When it comes to multiplayer death-match games, the typical goal is to avoid getting killed for as long as possible, taking out hostile players along the way. You run around closed maps collecting power ups and avoiding your enemies, sneaking up on them to kill them before they can kill you. Plain Sight, a new indie release by Beatnik Games (available now on Steam and other digital-distribution retailers), takes this traditional concept and twists it around to create an innovative experience– instead of avoiding death, the objective is to suicide yourself on your own terms in your own time.

You take the role of a "suicidal ninja robot" armed with a katana and chip on your shoulder. Other opponents, up to twenty of them on one map at a time, run around with a variety of objectives all centred around one function: killing themselves.

When you kill other robots, you collect points (called "energy" in the game) that improves your bot– energy makes you bigger and faster, increasing your size in comparison to other players and the map. In Plain Sight, however, this is a danger because it makes you a bigger target to other players.
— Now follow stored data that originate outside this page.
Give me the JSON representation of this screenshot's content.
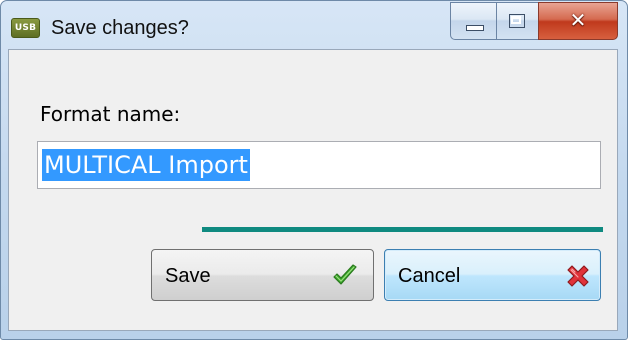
{
  "window": {
    "title": "Save changes?",
    "app_icon_text": "USB"
  },
  "dialog": {
    "field_label": "Format name:",
    "format_name_value": "MULTICAL Import",
    "separator_color": "#0f8a80"
  },
  "buttons": {
    "save_label": "Save",
    "save_icon": "checkmark-icon",
    "cancel_label": "Cancel",
    "cancel_icon": "red-x-icon"
  }
}
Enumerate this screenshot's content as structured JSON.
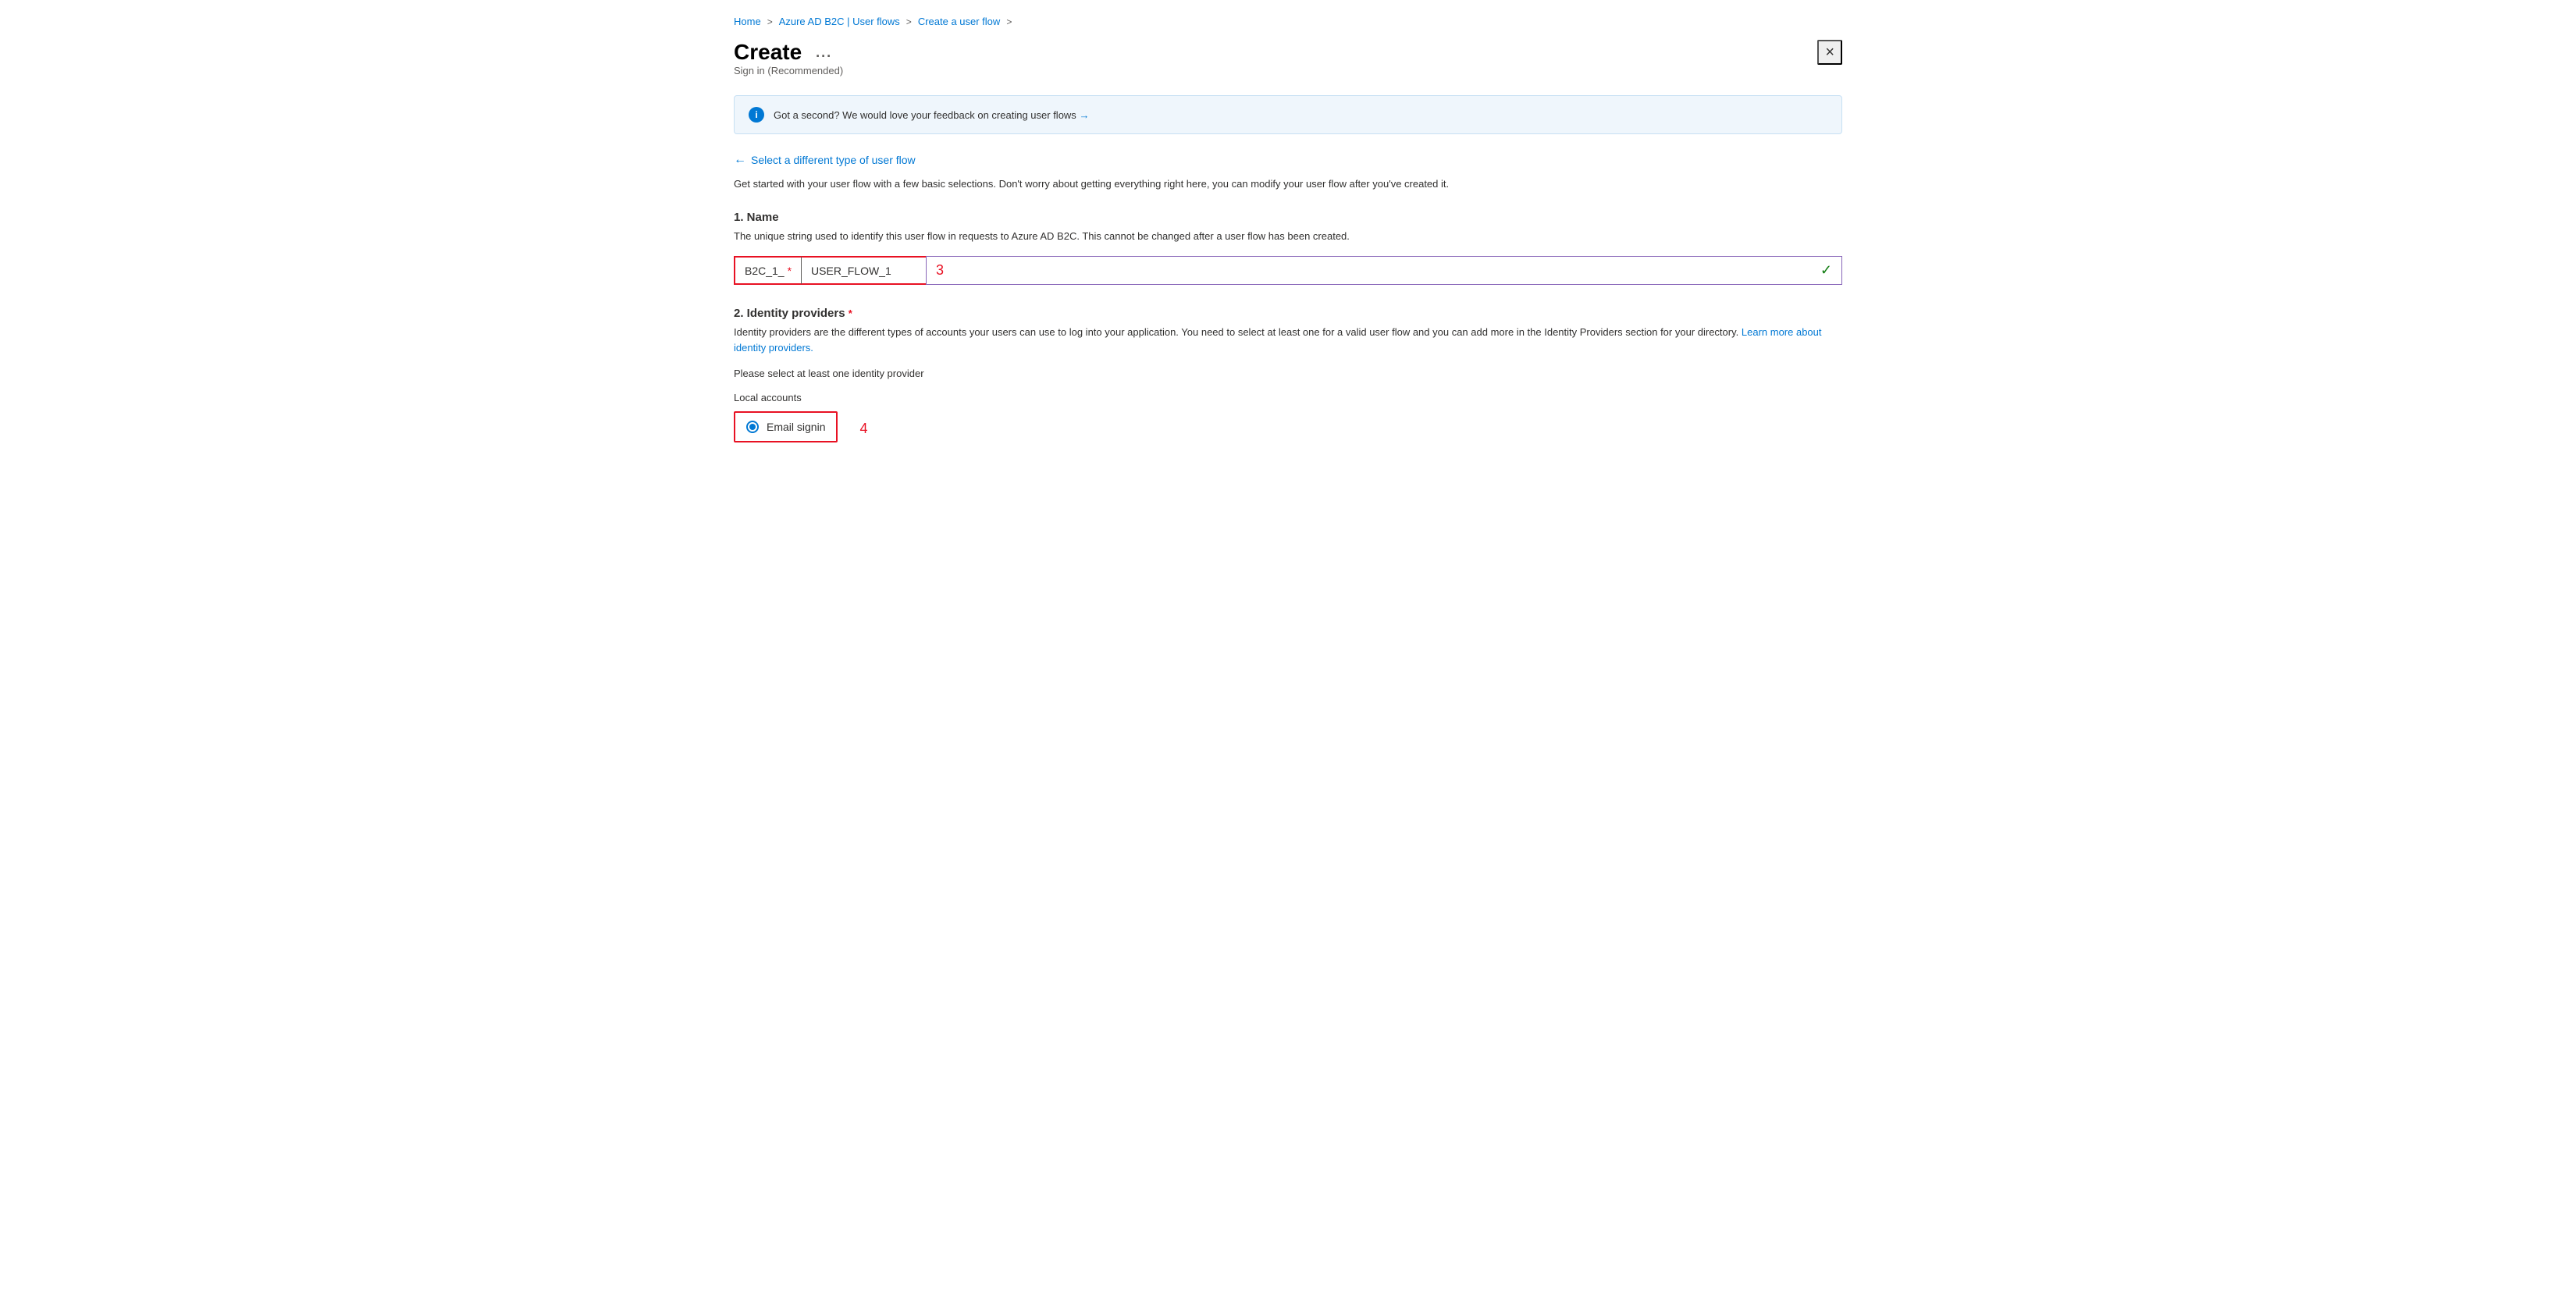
{
  "breadcrumb": {
    "home": "Home",
    "userflows": "Azure AD B2C | User flows",
    "create": "Create a user flow",
    "sep": ">"
  },
  "header": {
    "title": "Create",
    "ellipsis": "...",
    "subtitle": "Sign in (Recommended)",
    "close_label": "×"
  },
  "info_banner": {
    "icon": "i",
    "text": "Got a second? We would love your feedback on creating user flows",
    "arrow": "→"
  },
  "back_link": {
    "arrow": "←",
    "label": "Select a different type of user flow"
  },
  "intro": {
    "text": "Get started with your user flow with a few basic selections. Don't worry about getting everything right here, you can modify your user flow after you've created it."
  },
  "section1": {
    "title": "1. Name",
    "desc": "The unique string used to identify this user flow in requests to Azure AD B2C. This cannot be changed after a user flow has been created.",
    "prefix": "B2C_1_",
    "required_star": "*",
    "input_value": "USER_FLOW_1",
    "annotation": "3",
    "checkmark": "✓"
  },
  "section2": {
    "title": "2. Identity providers",
    "required_star": "*",
    "desc_start": "Identity providers are the different types of accounts your users can use to log into your application. You need to select at least one for a valid user flow and you can add more in the Identity Providers section for your directory.",
    "learn_link_text": "Learn more about identity providers.",
    "select_prompt": "Please select at least one identity provider",
    "local_accounts_label": "Local accounts",
    "radio_option": "Email signin",
    "annotation": "4"
  }
}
Each time you kill a bot you get a multiplier depending on the consecutive killstreak you've managed without getting killed yourself– if another player kills you, however, all the energy you've collected is instead transferred to them. This means that the active player with the most kills becomes a very enticing target to everyone else, and given the fact that your robot increases with size the longer you kill others without dying, it's an enticing target that isn't hard to find.

To mitigate this, you have to self-destruct your robot, banking the energy you obtained while alive (in addition to the multiplier you end with) and resetting yourself back to normal size. When you self-destruct your resulting explosion scales to your size and the amount of energy you were holding at the time– one kill will only take out a robot unlucky enough to be standing right beside you, while a higher number of them means you can vaporize everyone on the map no matter where they happen to be.

Once dead, with your points safely banked, you can use them to upgrade your little bot, improving upon things like your run or jump speeds or lowering the amount of time it takes for your self-destruct to fire. Like a robotic version of The Weakest Link, the strategy lies in navigating between waiting too long to bank, or banking too soon. Lasting as long as possible means you can rack up a pretty impressive multiplier, shooting you to the top of the scoreboard in just one action; but wait too long and you could get killed by another player, all your energy transferring to them to fund their purchases of shiny new upgrades and abilities.

Plain Sight has four other gameplay modes that focus on more than simply a free-for-all killfest; in addition to a team version and a "capture the flag" mode, one of the more interesting variants has all players uniting to take down a massive "Robozilla" boss in coordination with each other; another is similar to BASE jumping, having the players detonate on a target with as much energy as possible in a round, with the best self-destruct winning the points.

I'm always a fan of cel-shading and the aesthetic it brings to games; here in Plain Sight it's totally appropriate, lending the game a comical feel in the midst of all the electronic carnage. The vector-style graphics are simple and slick, with a strong emphasis on bold colour choices: deep reds, blues, yellows and greens punctuate the map and the robot models in stark contrast to the environment.

My only concern with the game is that after a few maps, gameplay becomes tedious and repetitive; Plain Sight ships with thirteen multiplayer maps and while it has a single-player skirmish mode, there's otherwise no plot to speak of or task beside the cycle of robotic murder. Admittedly, while this is a strong source of amusement, it's not an activity I see myself doing on a continual basis– I gave Plain Sight several hours, trying out the various modes, and while I definitely enjoyed the game I couldn't see coming back over and over. That said, for USD$9.99, it's certainly worth the purchase price. It would be nice if down the road Beatnik Games works in some more functionality to lessen the repetition, but given the price-point and the indie nature that would be a bonus, not an expectation.

All things considered it's a fun game that I would definitely recommend, especially if you have friends you want to eliminate through robotic death-match.